Activation of serotonin 2A receptors underlies the psilocybin-induced effects on α oscillations, N170 visual-evoked potentials, and visual hallucinations
Journal
The Journal of neuroscience : the official journal of the Society for Neuroscience
Volume
33
Number
25
Pages / Article-Number
10544-10551
Mesh terms
Adult; Alpha Rhythm, drug effects; Analysis of Variance; Consciousness, drug effects; Data Interpretation, Statistical; Double-Blind Method; Electroencephalography, drug effects; Evoked Potentials, Visual, drug effects; Female; Hallucinogens, pharmacology; Humans; Ketanserin, pharmacology; Male; Photic Stimulation; Psilocybin, pharmacology; Psychometrics; Psychomotor Performance, drug effects; Reaction Time, physiology; Receptor, Serotonin, 5-HT2A, drug effects; Serotonin Antagonists, pharmacology; Serotonin Receptor Agonists, pharmacology; Surveys and Questionnaires; Young Adult
Abstract
Visual illusions and hallucinations are hallmarks of serotonergic hallucinogen-induced altered states of consciousness.

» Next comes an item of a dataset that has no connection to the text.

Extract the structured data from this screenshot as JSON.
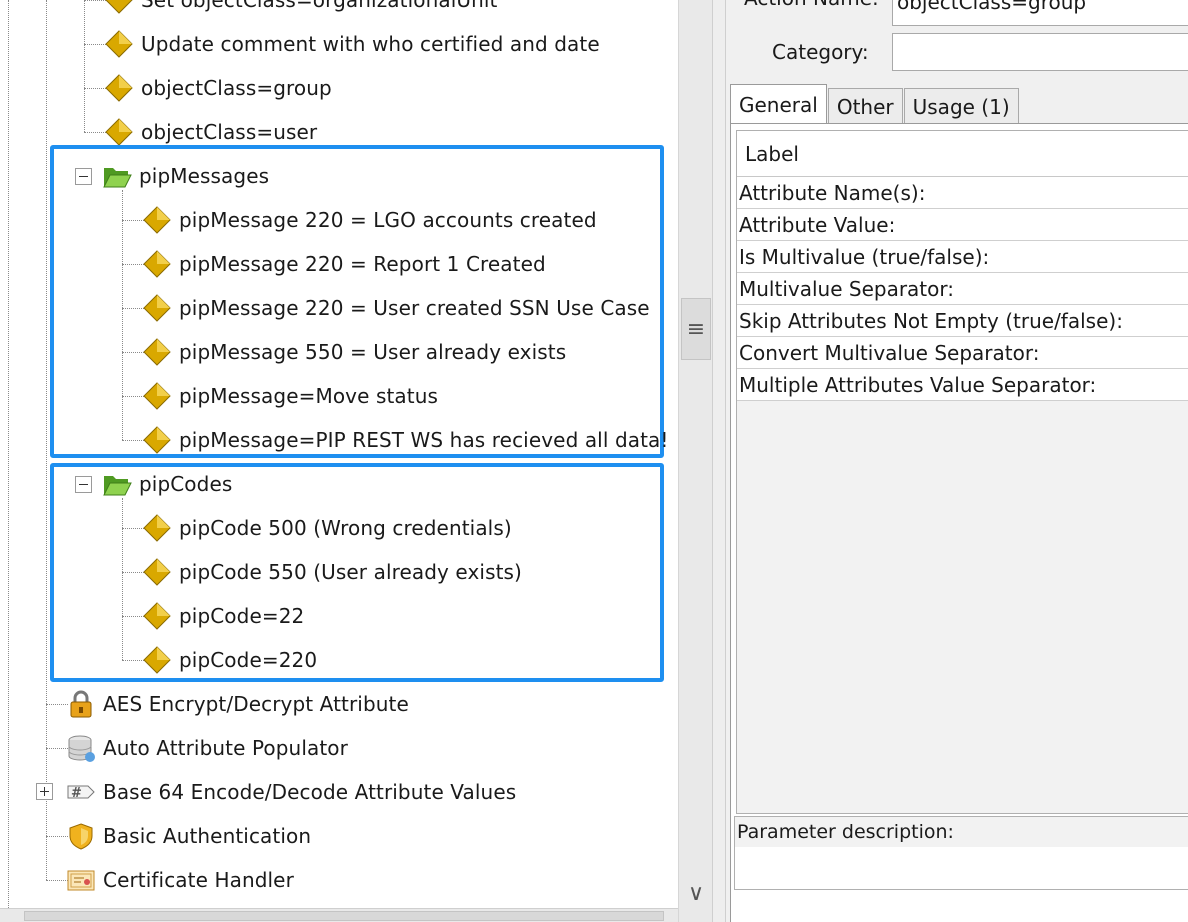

Although the serotonergic hallucinogen psilocybin activates multiple serotonin (5-HT) receptors, recent evidence suggests that activation of 5-HT2A receptors may lead to the formation of visual hallucinations by increasing cortical excitability and altering visual-evoked cortical responses. To address this hypothesis, we assessed the effects of psilocybin (215 μg/kg vs placebo) on both α oscillations that regulate cortical excitability and early visual-evoked P1 and N170 potentials in healthy human subjects. To further disentangle the specific contributions of 5-HT2A receptors, subjects were additionally pretreated with the preferential 5-HT2A receptor antagonist ketanserin (50 mg vs placebo). We found that psilocybin strongly decreased prestimulus parieto-occipital α power values, thus precluding a subsequent stimulus-induced α power decrease. Furthermore, psilocybin strongly decreased N170 potentials associated with the appearance of visual perceptual alterations, including visual hallucinations. All of these effects were blocked by pretreatment with the 5-HT2A antagonist ketanserin, indicating that activation of 5-HT2A receptors by psilocybin profoundly modulates the neurophysiological and phenomenological indices of visual processing. Specifically, activation of 5-HT2A receptors may induce a processing mode in which stimulus-driven cortical excitation is overwhelmed by spontaneous neuronal excitation through the modulation of α oscillations. Furthermore, the observed reduction of N170 visual-evoked potentials may be a key mechanism underlying 5-HT2A receptor-mediated visual hallucinations. This change in N170 potentials may be important not only for psilocybin-induced states but also for understanding acute hallucinatory states seen in psychiatric disorders, such as schizophrenia and Parkinson's disease.